A deeply moving book of case histories which brings the experience of psychoanalysis to life
October 21, 2025 11:27
Stephen Grosz’s acclaimed 2013 book of psychoanalytic case histories, The Examined Life, spent three months in the top ten of the Sunday Times bestseller list. Now he has followed this with another book of case histories, Love’s Labour, which focuses on stories of patients trying to repair their love lives.
Love’s Labour has all the virtues of its predecessor. It avoids jargon. It is clearly written and deeply moving. Above all, it brings the experience of psychoanalysis to life.
Grosz started as a psychoanalyst 40 years ago. His new book begins with his own analysis, talking about big subjects: happiness, pain and love. Right from the beginning, he finds a very distinctive kind of voice, which is as much about what he didn’t know then as what he did. “We deceive ourselves about love – the who, what and why,” he writes. Perhaps the most important thing he learnt about psychoanalysis as a patient is that it is “a particular form of not knowing. Psychoanalysis is two people not knowing together.”
Grosz’s first patient in the book is Sophie A. She and her fiancé had been addressing their wedding invitations. He had posted his. Hers were still in a carrier bag under her desk. She couldn’t tell him and she couldn’t tell her parents.
Grosz describes the beginning of her analysis and then she stops coming. More than 20 years later she gets in touch. She needs to see him. “I need to decide whether or not to end my marriage.”
Here and elsewhere in the book, Grosz presents us with someone’s problem. Sophie A. can’t decide whether she wants to marry her fiancé. Then, many years later, she can’t decide whether she wants to divorce the same man to whom she’s been married for all this time. What is going on here? This seems a very everyday set of choices but the more they are discussed, the more complicated they become.
This is true of all the case histories in the book. Dr Ravi M. is a maths lecturer. There is a problem with his marriage. He is convinced his wife has been having an affair but he is terrified that if he confronts her with this, he will lose his family. Again, time passes. The situation becomes much darker. There is a dramatic twist.

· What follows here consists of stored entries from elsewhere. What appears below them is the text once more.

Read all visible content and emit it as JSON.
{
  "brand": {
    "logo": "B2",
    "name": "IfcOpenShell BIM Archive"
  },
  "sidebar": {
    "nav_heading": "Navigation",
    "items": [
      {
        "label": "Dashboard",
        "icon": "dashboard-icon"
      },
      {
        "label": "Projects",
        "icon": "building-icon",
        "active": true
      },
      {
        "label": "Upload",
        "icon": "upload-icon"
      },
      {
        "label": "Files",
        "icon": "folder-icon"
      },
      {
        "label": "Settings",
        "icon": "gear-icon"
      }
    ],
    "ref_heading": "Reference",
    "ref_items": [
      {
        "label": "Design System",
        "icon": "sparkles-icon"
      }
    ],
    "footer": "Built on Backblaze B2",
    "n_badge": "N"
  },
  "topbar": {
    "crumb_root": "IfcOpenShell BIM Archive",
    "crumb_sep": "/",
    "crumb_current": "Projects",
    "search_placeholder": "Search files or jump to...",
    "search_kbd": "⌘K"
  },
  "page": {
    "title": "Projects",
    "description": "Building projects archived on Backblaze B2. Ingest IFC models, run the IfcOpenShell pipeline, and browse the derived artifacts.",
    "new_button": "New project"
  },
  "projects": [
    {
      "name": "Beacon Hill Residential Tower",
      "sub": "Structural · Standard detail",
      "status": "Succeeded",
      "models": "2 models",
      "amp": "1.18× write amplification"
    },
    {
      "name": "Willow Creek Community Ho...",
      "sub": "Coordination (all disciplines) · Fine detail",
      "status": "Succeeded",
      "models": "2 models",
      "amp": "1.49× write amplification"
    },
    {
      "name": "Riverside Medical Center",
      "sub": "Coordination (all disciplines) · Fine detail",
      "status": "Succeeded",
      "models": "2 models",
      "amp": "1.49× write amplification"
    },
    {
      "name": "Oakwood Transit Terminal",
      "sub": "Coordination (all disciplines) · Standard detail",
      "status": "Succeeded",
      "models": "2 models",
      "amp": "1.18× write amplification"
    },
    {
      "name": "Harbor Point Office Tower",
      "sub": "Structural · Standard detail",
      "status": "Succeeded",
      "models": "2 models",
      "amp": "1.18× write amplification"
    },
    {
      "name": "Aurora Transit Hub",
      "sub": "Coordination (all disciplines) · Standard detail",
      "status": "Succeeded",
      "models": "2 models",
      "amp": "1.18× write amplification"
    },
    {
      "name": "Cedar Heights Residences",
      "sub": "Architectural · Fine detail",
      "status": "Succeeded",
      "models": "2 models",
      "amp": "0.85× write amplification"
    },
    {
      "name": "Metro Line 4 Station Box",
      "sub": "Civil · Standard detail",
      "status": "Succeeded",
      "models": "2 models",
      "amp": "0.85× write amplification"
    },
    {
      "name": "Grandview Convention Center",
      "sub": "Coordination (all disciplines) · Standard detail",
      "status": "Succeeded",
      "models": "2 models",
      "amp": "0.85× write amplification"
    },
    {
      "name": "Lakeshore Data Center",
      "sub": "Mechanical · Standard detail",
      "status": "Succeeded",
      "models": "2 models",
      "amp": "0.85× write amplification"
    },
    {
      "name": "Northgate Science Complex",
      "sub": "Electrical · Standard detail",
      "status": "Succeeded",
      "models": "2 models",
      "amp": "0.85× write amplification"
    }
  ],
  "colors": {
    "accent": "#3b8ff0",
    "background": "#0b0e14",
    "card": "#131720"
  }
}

Again and again, what seem to be stories about love turn out to be about something else.
Later in the book, Grosz describes another case, this time presented by a fellow analyst at a conference. “Her patient was difficult… [she] seemed to want the psychoanalysis to fail.” It’s striking how many of the patients Grosz writes about are “difficult”, even when they seem eager to please. Equally striking is the question of when psychoanalysis fails and why. These questions haunt some of the stories in Grosz’s fascinating book. What is the difference between patients who are “difficult” but treatable and patients whose difficulties can’t be resolved and the analysis fails?

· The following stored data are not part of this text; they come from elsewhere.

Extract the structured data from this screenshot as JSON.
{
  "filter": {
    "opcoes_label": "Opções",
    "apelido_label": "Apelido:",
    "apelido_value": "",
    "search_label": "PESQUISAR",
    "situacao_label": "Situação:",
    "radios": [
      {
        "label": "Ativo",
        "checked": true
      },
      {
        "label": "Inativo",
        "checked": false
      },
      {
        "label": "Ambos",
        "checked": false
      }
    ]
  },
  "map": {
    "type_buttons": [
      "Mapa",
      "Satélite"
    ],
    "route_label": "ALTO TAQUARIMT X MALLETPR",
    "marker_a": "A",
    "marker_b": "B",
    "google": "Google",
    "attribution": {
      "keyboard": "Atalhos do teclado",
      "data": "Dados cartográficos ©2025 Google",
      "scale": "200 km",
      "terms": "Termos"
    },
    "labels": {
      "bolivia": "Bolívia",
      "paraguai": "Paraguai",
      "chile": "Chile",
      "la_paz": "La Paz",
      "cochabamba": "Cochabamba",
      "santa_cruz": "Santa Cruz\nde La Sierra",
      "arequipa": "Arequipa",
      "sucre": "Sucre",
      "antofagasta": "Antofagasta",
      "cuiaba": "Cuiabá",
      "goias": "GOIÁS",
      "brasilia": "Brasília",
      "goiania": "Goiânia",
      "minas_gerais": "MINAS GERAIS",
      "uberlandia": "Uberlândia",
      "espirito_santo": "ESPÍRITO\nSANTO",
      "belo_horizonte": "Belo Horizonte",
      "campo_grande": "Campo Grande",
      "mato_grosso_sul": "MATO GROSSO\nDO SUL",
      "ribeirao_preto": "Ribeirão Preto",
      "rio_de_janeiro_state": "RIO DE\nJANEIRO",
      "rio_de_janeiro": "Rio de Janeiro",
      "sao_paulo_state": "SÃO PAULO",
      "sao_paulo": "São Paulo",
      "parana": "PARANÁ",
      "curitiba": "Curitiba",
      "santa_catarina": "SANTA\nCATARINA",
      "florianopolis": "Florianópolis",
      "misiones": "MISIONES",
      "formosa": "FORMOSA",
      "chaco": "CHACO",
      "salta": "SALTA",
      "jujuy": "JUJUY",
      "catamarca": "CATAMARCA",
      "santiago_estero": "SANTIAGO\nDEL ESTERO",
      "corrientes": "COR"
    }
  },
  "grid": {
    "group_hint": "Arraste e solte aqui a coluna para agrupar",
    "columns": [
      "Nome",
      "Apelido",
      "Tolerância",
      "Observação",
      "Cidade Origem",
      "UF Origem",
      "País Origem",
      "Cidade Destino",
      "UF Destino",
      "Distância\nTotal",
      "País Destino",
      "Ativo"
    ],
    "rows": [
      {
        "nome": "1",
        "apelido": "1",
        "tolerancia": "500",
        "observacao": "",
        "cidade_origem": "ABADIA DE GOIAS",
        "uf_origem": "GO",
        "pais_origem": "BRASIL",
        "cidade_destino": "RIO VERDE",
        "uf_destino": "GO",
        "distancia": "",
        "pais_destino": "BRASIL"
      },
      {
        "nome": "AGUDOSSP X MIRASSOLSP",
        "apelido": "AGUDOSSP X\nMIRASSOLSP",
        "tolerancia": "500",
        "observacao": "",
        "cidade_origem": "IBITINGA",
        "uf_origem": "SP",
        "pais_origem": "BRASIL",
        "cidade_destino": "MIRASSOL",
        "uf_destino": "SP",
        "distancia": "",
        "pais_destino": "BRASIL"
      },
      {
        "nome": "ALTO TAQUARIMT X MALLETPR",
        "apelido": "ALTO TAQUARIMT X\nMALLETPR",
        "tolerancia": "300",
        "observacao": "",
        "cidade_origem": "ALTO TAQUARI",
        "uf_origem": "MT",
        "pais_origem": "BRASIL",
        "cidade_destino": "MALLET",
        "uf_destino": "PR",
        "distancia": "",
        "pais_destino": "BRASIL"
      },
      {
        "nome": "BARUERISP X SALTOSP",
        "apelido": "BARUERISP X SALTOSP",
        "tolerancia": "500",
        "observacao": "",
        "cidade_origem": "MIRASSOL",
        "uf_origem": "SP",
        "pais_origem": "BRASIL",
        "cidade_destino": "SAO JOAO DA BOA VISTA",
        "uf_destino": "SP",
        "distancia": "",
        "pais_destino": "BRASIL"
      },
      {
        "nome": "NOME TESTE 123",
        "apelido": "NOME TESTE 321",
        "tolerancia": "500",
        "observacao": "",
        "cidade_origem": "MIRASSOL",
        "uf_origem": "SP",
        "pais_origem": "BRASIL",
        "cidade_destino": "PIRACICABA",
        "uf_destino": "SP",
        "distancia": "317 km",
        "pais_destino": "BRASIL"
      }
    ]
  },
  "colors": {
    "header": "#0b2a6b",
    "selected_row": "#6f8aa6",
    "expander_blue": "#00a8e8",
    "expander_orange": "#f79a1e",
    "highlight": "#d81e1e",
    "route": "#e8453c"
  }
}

This leads to a third striking feature. These stories are about love and the difficulties of achieving love. But as the book moves on it increasingly becomes about death and patients who can’t talk about this so talk about love instead. One patient “thought that his problem was how to find love. His real problem was to accept the fact that one day he will lose it”. Not because he will break up with someone, but because they will die and his childhood was full of death.
Perhaps the most astonishing insight of all comes when Grosz quotes the French analyst André Green, who wrote about what he called “the dead mother”. Green doesn’t mean a mother who is physically dead, but someone who is “emotionally absent, lifeless at a critical moment in their child’s development”. Many of the patients in Love’s Labour are still trying to deal with such problems.
Grosz is a fine storyteller. Here, as in The Examined Life, he has written a humane and compelling book, full of astonishing insights into his patients’ lives – and the lives they cannot live.